Em Goiás, pesquisa realizada pela Secretaria de Planejamento do Estado de Goiás (Seplan), referentes aos Índices de Preço aos Consumidor (IPC), mostra que os valores do leite em pó e dos queijos, também seguem a tendência nacional. Nos últimos três meses o leite em pó teve aumento de 3% e o queijo mussarela, 4%. Somente o leite longa vida teve queda, de 9,5%. No mesmo período, a queda para o produtor goiano foi de 13%.
Comércio exterior
Entre os motivos da crise no setor estão os sucessivos resultados negativos da balança comercial de lácteos. Segundo o Ministério do Desenvolvimento, Indústria e Comércio (MDIC), o País enviou ao exterior no mês de julho US$ 13,4 milhões e importou US$ 28,7 milhões, déficit de US$ 15,3 milhões.

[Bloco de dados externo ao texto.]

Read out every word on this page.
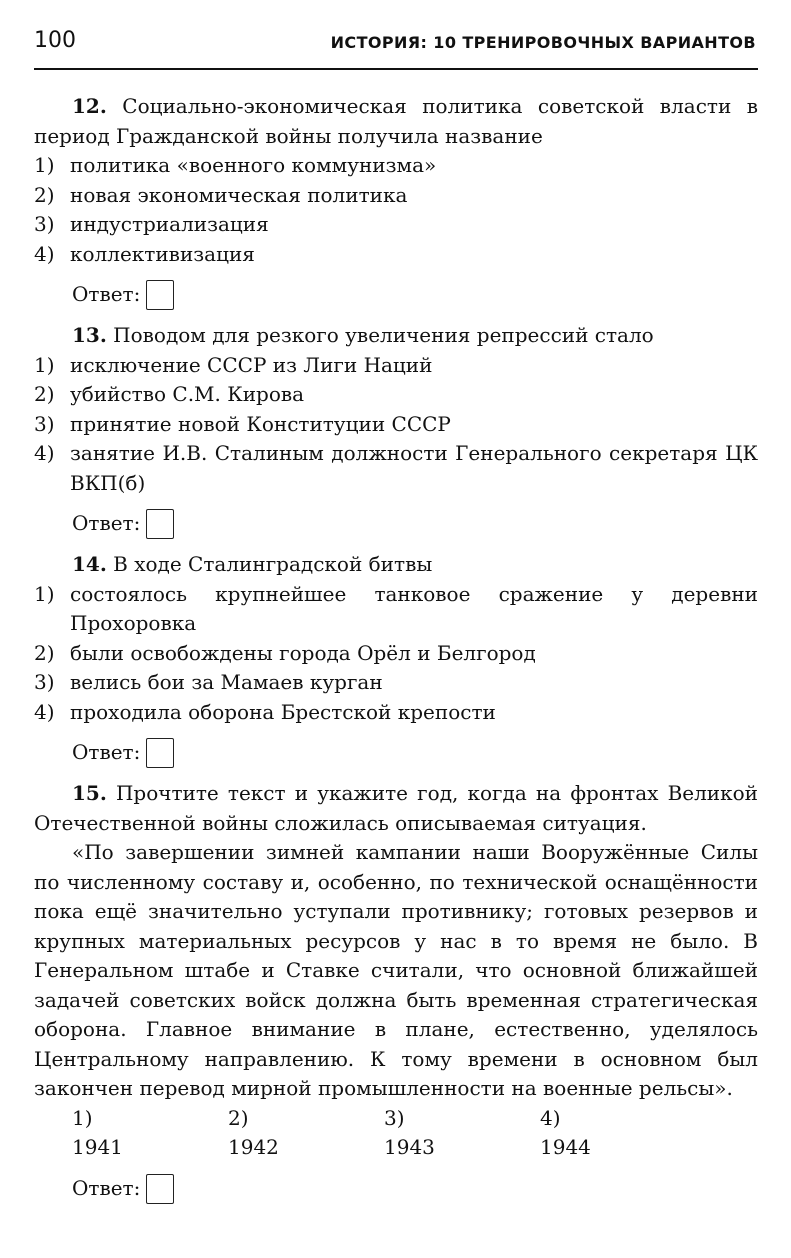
100	ИСТОРИЯ: 10 ТРЕНИРОВОЧНЫХ ВАРИАНТОВ

12. Социально-экономическая политика советской власти в период Гражданской войны получила название

1) политика «военного коммунизма»

2) новая экономическая политика

3) индустриализация

4) коллективизация

Ответ:

13. Поводом для резкого увеличения репрессий стало

1) исключение СССР из Лиги Наций

2) убийство С.М. Кирова

3) принятие новой Конституции СССР

4) занятие И.В. Сталиным должности Генерального секретаря ЦК ВКП(б)

Ответ:

14. В ходе Сталинградской битвы

1) состоялось крупнейшее танковое сражение у деревни Прохоровка

2) были освобождены города Орёл и Белгород

3) велись бои за Мамаев курган

4) проходила оборона Брестской крепости

Ответ:

15. Прочтите текст и укажите год, когда на фронтах Великой Отечественной войны сложилась описываемая ситуация.

«По завершении зимней кампании наши Вооружённые Силы по численному составу и, особенно, по технической оснащённости пока ещё значительно уступали противнику; готовых резервов и крупных материальных ресурсов у нас в то время не было. В Генеральном штабе и Ставке считали, что основной ближайшей задачей советских войск должна быть временная стратегическая оборона. Главное внимание в плане, естественно, уделялось Центральному направлению. К тому времени в основном был закончен перевод мирной промышленности на военные рельсы».

1) 1941
2) 1942
3) 1943
4) 1944
Ответ:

No acumulado do ano, o déficit é de US$ 85,8 milhões, valor 108,3% maior que no mesmo período do ano passado. A melhora nos preços das commodities lácteas em relação ao ano passado, contribuiu para elevar o valor das importações, porém não foi atrativo suficiente para ampliar as exportações, que caíram 27,23% em volume, nos primeiros sete meses do ano.
Segundo o Presidente do Sistema FAEG/SENAR, José Mario Schreiner, a política macroeconômica que mantém elevada a taxa de juros e como conseqüência à valorização do real, inviabiliza as exportações. Ele explica que é lamentável jogar por terra todo o investimento feito pelo setor para se tornar grande player no mercado internacional de lácteos. A atual política internacional também não favorece ao setor. Recentemente, as licenças de importações não automáticas do Uruguai, que garantiram a contenção de surtos de importação de leite em pó, foram revogadas. A situação se agrava à medida que as exportações de soro e leite longa vida vem crescendo.
Somente no mês de julho entraram no País 4,5 mil toneladas de soro. O volume é 86% superior a média do ano passado. A elevada importação preocupa o setor, pois o Brasil é auto-suficiente na produção de soro, o que não justifica o volume importado. Na última semana a Confederação da Agricultura e Pecuária do Brasil (CNA) solicitou ao Ministério da Agricultura, Pecuária e Abastecimento (MAPA), o rastreamento do soro importado com o objetivo de coibir fraudes. Também demandou a aplicação de quotas de importação para os produtos lácteos uruguaios aos moldes do acordado com a Argentina.
Se o governo não atender às reivindicações do setor, o período de safra no Centro-Sul, que começa em outubro, será ainda pior. Com o mercado inchado pela maior produção interna e importações, o produtor brasileiro ficará mais desestimulado a investir na atividade.
Segundo a presidente da Associação das Donas de Casa de Goiás, Maria das Graças dos Santos, as oscilações bruscas que têm ocorrido no preço do leite não favorecem o consumo. Ela explica que as promoções realizadas pelos supermercados favorecem o consumidor no primeiro momento, porém, não se sabe se no dia seguinte o preço poderá variar de R$ 0,99 o litro, para R$ 3.
Maria das Graças afirma que, para que o consumo seja uniforme os preços do litro de leite têm que ser equilibrados. “O desestímulo do produtor devido a baixa remuneração nos preocupa enquanto consumidoras, pois isso pode provocar no futuro a diminuição do produto no mercado, e por consequência resultar em aumento nos valores cobrados pelo litro do leite”, resume.